If you're the nuts-and-bolts type (or the software or science type), you'll have to get a businessman involved. Investors want business and marketing skills in the ventures they back.
Next, pray to the "angels" that they will shower you with investment money -- in trade for a stake in your business, of course.
That's pretty much what Nathan Pettyjohn of St. Louis did in 2008. Pettyjohn, 30 at the time, was in the retailing business. He'd watched customers wander clueless through stores, unable to find what they wanted.
Why isn't there a smartphone application for that? he thought. So he started Aisle411, a service for mobile phones that can guide shoppers directly to the item they're looking for in the store.

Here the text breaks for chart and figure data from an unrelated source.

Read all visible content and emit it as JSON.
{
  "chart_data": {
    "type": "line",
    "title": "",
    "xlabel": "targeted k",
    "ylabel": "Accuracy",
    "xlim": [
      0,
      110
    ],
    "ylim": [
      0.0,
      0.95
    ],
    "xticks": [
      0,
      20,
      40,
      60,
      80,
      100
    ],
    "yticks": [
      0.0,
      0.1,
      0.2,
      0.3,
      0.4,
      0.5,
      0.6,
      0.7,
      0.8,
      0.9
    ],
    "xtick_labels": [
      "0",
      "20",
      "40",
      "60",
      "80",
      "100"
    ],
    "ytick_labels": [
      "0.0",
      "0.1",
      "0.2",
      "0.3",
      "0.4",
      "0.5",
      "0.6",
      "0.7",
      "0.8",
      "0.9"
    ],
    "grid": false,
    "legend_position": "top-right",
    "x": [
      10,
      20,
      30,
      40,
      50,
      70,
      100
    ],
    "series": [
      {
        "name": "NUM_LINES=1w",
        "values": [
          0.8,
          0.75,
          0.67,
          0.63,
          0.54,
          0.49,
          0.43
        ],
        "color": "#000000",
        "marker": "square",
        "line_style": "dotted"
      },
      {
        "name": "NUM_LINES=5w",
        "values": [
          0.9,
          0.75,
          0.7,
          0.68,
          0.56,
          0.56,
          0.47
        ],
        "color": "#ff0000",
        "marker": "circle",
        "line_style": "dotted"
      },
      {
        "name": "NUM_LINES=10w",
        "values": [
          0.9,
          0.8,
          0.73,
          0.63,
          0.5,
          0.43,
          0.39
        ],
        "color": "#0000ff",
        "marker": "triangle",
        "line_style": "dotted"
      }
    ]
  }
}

He interested a couple of partners with software backgrounds, and they went to work. Their problem: "very little money," says Pettyjohn. They tapped their own savings, and raised money from family and friends. It was enough to pay for a marketing study to determine what customers wanted.
Then Pettyjohn did two things that investors like to see: He got other businesses interested in his product. The Ace Hardware chain and a supermarket chain in Springfield, Mo., signed on and provided inventory data for their stores.
Next, he partnered with an experienced entrepreneur, Matthew Kulig, co-founder of the Clayton computer security firm Global Velocity.
That got Pettyjohn ready to meet the angels.
Angels are mainly wealthy people, although investment companies, state development agencies and universities sometimes pitch in. St. Louis University, for instance, is devoting $1 million from its endowment to the "Billiken Angels" group that invests in entrepreneurs with a SLU connection.
Angels invest in startups. Their bigger cousins, venture capital firms, come in later after a firm is better established and needs money to grow. Both hope to cash out big when entrepreneurial firms issue stock to the public or sell out to larger companies.
Angels know that half their investments will fail, and they hope to make it up by big profits from the other half. The long-term return for angel capital is 10 percent, which is only slightly better than the stock market.
The good news is that St. Louis is growing more angels.
"The real growth is in the angel funding area," says Jerome Katz, professor of entrepreneurship at St. Louis University and director of the Billiken Angel Network.
Angels work alone or form groups to screen investments for members. Besides the Billiken group, St. Louis has the Arch Angels. The FinServe Tech Angels invest in financial services technology.
Capital Innovators just launched a program to "accelerate" five fledgling entrepreneurs at a time, handing them $50,000 each, office space and mentoring over a 12-week period in St. Louis. They were chosen from 165 applications.